You have probably heard more than once about heartworm disease in dogs, but what is it really about? In this article we tell you about its causes, symptoms, consequences, and what you can do to prevent it.
What is a heartworm, and how is it transmitted?
Canine filariasis, or heartworm, is a serious and potentially fatal heart disease. The causative agent is a blood parasite known as Dirofilaria immitis.
The disease is not spread directly from dog to dog, as transmission requires a mosquito as an intermediary. The mosquito usually bites the dog where the hair coat is thinner. However, having long hair does not prevent the mosquito from biting, since parasites are a world of their own and are transmitted in infinite ways. The spread of the disease therefore coincides with the mosquito season, which can last all year round in many parts of the world.
Once the dog has been infected, the larvae travel through the bloodstream and mature into their adult form, usually settling in the heart chambers and pulmonary vessels.
The female parasite is between 15-36 cm long and 5 mm wide. The male is about half the size of the female. A dog may have up to 300 worms present when diagnosed.
How do I know if my dog has heartworm disease?

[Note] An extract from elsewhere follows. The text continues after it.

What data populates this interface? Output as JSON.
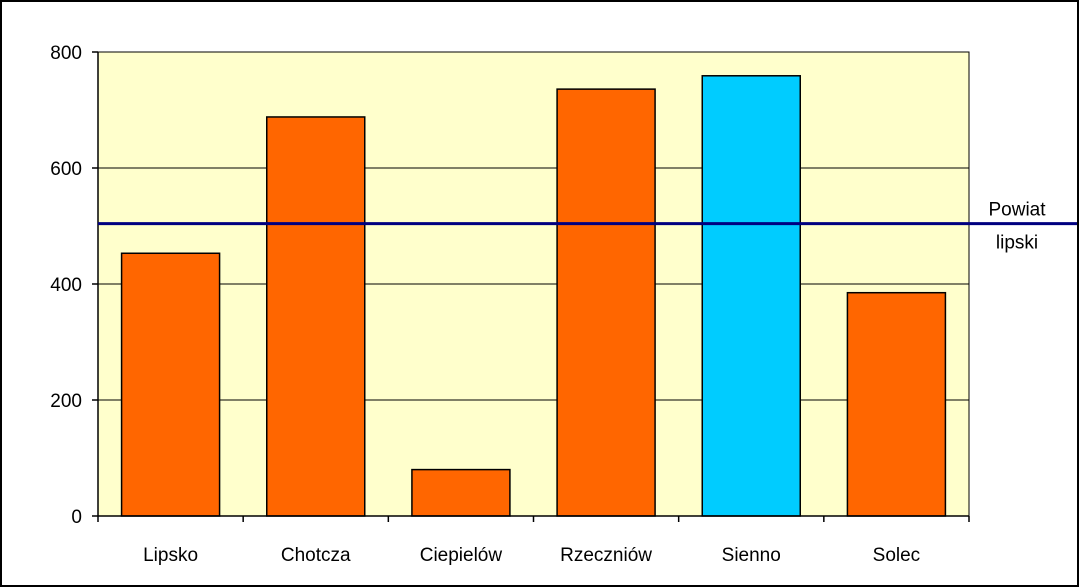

It usually takes several years before dogs show clinical signs of infestation. The disease is uncommon in dogs under one year of age because it takes five to seven months for the larvae to mature into adult worms after infection. Consequently, the disease is primarily diagnosed in dogs two to eight years of age.
Unfortunately, by the time clinical signs are observed, heartworm disease is well advanced.
Symptoms of heartworm disease in dogs
- Shortness of breath.
- Fatigue or weakness.
All of these symptoms are most noticeable after exercise, when some dogs may even faint or become disoriented.
Your veterinarian may notice abnormal lung and heart sounds when listening to your dog’s chest. In advanced cases, the abdomen and legs become swollen due to fluid accumulation. There may also be evidence of weight loss and anemia. Severely infected dogs may die suddenly during exercise or excitement.
Heartworm disease in dogs prevention
In order to prevent canine dirofilariasis, it is necessary to avoid the bite of the vector and to eliminate the infected larvae before they become adult worms.
There are some commercial products that help prevent mosquito bites, such as collars or pipettes. These should be used during the warm months, up to and including the last weeks of autumn.
There are also some drugs that help eliminate the larvae from the dog’s organism, which can be administered orally, topically or by injection, according to the veterinarian’s indications.
Preventive treatment should be carried out after verifying, through the application of a test, that the dog does not suffer from the disease.